Sunday, January 19, 2025, 2–4 pm
Our speaker this month, Carl Moore, has exhibited widely in the Memphis area and around the country. He has received the Emmett O'Ryan Award for Artistic Inspiration and the Tennessee Artist Fellowship award from the Center of Excellence for the Creative Arts. His work explores everyday narratives through color and identity, by comparing ideologies about race and stereotypes to everyday perception of social and environmental culture. He uses media-based events as the primary theme of his work, by taking situations and reducing them down to their most basic conversation. He also uses color and content to redefine the social connection between people and their environment, by making color part of the compositional statement.
Sunday, October 20, 2024, 2–4 pm
Our speaker this month, Dimitri Stevens (BFA), Memphis College of Art), is a multimedia artist and educator from Oakland, TN. His formal abstract paintings and drawings deal with existential questions about matters coming into being on a physical, spiritual, and molecular level. His work has been shown at the James Lee House, Arrow Creative, The Dixon, and Nonesuch Gallery in Nova Scotia, Canada. In 2014, Stevens received the River Arts Memphis Grant. His mural commissions are featured on walls around Memphis, and his work is held in numerous private collections.
Sunday, September 15, 2024, 2–4
Shannon Fagan will speak on the basics of generative AI systems, tools of use, and how artificial intelligence systems are affecting copyrights for visual art.
Shannon grew up in Midtown Memphis’ Vollintine-Evergreen District, graduated from Central High School, earned a BFA in Photography at The University of Memphis, and completed a MBA at The University of Maryland. His commercial photography career has focused upon lifestyle stock photography; licensing imagery for marketing and advertising use internationally. He’s lived extensively in New York City, Beijing, Vancouver, Honolulu, and Memphis; and has a depth of experience in small business, photography production, copyright and unauthorized use, and financial & estate planning in the arts.
Sunday, April 21, 2024, 2–4
Memphis artist Gimpsie Ayers will talk about how creative practice is important to an artistic process, and how to foster and sustain those habits.
Sunday, March 17, 2024
Sculptor, Fletcher Golden, will talk about his work. Photo is of Fletcher at work in his studio on one of his horse sculptures.
Sunday, February 18, 2024
Artist Link member Jim Blythe is especially known for his macro-photographs, but he also does many other kinds of photos.
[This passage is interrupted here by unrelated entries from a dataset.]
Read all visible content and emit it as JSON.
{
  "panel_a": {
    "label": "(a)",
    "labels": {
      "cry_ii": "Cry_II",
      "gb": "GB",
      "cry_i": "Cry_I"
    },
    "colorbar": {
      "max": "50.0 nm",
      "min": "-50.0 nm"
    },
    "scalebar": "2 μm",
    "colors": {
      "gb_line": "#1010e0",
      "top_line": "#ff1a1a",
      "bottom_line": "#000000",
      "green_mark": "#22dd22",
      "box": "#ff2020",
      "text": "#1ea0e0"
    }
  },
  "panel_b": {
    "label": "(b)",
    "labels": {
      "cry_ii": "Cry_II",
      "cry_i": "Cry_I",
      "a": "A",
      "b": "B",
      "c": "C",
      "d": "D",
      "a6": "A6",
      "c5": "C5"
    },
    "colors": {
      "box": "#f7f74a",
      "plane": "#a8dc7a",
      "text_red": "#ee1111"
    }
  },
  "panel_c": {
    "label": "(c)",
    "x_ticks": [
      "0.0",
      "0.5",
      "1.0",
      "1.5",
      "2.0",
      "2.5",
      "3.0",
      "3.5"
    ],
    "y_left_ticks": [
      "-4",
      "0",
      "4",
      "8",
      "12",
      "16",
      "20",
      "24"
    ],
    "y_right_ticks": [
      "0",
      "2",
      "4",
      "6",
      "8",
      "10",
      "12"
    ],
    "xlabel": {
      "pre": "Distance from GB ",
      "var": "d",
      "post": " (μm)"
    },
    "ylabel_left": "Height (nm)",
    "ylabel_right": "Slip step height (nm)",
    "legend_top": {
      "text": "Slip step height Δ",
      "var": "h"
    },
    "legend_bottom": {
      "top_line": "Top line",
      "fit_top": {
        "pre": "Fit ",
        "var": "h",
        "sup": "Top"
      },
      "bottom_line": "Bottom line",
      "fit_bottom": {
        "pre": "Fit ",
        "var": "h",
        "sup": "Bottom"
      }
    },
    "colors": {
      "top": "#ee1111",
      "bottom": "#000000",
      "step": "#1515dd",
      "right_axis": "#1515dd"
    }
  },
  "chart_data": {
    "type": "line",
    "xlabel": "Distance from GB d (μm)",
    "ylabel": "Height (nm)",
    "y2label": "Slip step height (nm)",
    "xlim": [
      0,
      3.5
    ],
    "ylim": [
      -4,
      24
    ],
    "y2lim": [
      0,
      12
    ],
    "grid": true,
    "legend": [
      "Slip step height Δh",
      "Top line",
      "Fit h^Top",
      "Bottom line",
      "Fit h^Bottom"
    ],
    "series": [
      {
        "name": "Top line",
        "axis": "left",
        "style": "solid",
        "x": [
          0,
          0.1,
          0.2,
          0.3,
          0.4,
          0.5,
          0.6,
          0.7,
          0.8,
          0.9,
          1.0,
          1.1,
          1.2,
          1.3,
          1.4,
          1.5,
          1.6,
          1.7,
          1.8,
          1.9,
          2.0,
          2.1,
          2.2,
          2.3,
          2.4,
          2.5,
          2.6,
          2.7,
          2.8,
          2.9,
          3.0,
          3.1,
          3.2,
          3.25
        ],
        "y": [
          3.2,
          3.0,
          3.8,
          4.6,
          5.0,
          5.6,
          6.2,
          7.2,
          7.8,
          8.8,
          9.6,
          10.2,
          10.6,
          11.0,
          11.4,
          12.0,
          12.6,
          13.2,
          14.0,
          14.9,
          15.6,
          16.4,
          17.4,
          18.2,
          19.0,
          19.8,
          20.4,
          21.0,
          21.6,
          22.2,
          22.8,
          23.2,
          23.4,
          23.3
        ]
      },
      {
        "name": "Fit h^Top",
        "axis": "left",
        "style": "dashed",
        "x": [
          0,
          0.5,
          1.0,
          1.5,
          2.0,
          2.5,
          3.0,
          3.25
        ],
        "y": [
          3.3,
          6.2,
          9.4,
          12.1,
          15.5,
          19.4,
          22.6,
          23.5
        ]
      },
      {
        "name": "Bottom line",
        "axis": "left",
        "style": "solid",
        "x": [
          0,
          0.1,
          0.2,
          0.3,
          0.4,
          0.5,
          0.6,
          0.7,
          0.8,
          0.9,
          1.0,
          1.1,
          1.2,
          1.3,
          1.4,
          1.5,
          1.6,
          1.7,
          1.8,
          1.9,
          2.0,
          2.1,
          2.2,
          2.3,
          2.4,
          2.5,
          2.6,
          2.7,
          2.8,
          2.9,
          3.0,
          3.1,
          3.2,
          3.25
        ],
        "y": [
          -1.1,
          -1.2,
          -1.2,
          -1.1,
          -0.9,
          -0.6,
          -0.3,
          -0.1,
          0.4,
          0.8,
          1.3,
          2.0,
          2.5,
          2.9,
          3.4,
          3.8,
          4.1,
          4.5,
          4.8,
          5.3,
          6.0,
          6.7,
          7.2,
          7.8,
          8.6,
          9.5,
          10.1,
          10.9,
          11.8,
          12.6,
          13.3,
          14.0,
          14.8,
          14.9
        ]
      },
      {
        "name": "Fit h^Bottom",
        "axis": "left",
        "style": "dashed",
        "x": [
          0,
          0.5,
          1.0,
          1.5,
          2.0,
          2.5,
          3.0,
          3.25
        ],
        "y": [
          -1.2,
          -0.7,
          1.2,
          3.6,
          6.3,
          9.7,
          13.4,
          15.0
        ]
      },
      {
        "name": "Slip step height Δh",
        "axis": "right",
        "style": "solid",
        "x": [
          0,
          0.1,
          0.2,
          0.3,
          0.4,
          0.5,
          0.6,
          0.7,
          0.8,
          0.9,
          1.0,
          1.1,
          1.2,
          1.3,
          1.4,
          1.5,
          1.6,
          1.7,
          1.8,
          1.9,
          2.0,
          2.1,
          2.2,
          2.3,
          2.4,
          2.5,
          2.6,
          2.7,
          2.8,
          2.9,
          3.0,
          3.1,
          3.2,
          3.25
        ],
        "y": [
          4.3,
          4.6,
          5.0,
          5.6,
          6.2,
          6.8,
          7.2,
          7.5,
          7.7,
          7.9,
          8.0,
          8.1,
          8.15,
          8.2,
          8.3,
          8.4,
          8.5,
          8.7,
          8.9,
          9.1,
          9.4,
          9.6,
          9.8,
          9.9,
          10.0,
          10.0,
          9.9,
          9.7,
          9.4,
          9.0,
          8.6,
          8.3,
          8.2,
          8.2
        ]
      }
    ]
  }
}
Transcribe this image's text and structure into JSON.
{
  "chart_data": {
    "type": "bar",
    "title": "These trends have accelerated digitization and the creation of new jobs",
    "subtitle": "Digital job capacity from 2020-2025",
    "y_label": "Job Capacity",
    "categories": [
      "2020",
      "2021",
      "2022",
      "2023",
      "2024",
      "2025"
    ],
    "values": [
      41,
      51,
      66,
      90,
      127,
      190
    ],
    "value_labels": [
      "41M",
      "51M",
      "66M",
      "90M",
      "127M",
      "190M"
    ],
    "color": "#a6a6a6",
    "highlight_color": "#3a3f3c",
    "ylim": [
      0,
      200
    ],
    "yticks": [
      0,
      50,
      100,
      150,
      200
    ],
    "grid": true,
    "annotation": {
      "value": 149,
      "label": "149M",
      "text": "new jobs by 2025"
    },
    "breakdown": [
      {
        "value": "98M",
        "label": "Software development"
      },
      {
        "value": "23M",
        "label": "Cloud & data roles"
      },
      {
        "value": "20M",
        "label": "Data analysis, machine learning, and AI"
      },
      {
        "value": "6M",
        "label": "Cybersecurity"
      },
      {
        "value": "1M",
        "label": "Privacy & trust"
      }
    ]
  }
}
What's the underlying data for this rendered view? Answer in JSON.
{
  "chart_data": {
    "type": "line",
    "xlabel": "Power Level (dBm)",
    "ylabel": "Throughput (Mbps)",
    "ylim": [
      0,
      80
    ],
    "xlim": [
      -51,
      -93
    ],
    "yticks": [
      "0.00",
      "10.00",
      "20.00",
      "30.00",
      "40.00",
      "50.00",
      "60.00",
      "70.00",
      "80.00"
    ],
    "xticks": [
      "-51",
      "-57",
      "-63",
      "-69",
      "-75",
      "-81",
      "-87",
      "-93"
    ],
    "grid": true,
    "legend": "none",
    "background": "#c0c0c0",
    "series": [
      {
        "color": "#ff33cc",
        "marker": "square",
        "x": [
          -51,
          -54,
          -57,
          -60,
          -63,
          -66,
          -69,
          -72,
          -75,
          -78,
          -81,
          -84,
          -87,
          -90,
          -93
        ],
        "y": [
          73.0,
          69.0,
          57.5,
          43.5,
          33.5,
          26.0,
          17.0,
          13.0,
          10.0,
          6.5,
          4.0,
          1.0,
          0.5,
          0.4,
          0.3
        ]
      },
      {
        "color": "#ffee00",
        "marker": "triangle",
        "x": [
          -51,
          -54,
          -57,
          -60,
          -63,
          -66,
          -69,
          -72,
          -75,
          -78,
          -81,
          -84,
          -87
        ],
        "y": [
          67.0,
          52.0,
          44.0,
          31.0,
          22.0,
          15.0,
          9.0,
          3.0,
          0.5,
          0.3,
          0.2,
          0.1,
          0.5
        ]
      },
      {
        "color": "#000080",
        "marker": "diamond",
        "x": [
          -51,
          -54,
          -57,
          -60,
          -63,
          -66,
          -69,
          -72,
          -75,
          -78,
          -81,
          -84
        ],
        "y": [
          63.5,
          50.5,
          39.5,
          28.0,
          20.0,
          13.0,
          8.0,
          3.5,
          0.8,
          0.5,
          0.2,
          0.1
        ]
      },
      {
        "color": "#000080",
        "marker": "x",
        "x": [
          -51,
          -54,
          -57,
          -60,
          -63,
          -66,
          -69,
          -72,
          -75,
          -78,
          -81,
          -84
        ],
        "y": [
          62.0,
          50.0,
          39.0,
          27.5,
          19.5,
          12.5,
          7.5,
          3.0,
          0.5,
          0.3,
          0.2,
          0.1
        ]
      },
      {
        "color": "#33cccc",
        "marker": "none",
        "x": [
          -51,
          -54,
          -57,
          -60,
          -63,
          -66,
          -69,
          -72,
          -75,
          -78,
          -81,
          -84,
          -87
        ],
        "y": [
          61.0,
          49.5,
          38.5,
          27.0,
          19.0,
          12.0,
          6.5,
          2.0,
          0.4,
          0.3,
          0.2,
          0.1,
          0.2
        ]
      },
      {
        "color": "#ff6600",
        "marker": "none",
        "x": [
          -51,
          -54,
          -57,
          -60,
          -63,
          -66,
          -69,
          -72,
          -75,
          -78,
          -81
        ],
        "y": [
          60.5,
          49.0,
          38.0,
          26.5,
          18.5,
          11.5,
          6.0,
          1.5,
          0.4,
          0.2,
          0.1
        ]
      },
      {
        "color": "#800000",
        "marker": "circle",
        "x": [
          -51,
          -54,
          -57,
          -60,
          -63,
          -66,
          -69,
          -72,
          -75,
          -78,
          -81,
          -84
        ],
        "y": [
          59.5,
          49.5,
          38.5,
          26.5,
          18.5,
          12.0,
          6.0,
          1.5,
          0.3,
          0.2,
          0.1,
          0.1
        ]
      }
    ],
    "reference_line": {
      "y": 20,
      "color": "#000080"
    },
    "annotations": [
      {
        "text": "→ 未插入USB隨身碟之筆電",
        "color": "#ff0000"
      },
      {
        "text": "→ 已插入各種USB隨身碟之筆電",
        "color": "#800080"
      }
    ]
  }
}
He will speak about his work and demonstrate his process in creating the final photos.
Monday, February 17 2020
Well known Memphis painter, Matthew Hasty will talk to us about his experiences and development as an artist.
Hasty exhibits at the L Ross gallery. His bio there reads: “The work of Matthew Hasty seeks to peel away any feeling of pretense and insincerity to give the viewer respite from a cacophony of visual noise that floods the modern world. By portraying the inherent beauty of the local landscape of this region, the artist tries to create a reverence for the natural world and render a feeling of solace and order amidst the chaos of the everyday. The artist draws upon an inspiration from the landscape painters of the 19th century from the Hudson River School, such as George Inness, as well as numerous Russian landscape painters such as Arkhip Kuindji, Isaac Levitan and Ivan Aivazovsky.
“Matthew Hasty’s work may be found in collections all over the United States as well as France, Germany, Russia, South Korea, and Mexico. One painting is off the coast of the Island of Grenada at the bottom of the sea.”
Monday, January 20, 2020
Artist Link member Angela Goza has exhibited around the world—in America, Venezuela, China, and Great Britain. She studied at the Rhode Island School of Design and the Memphis College of Art, and her career has included both commercial and fine art. She will talk to us about her experiences and development as an artist.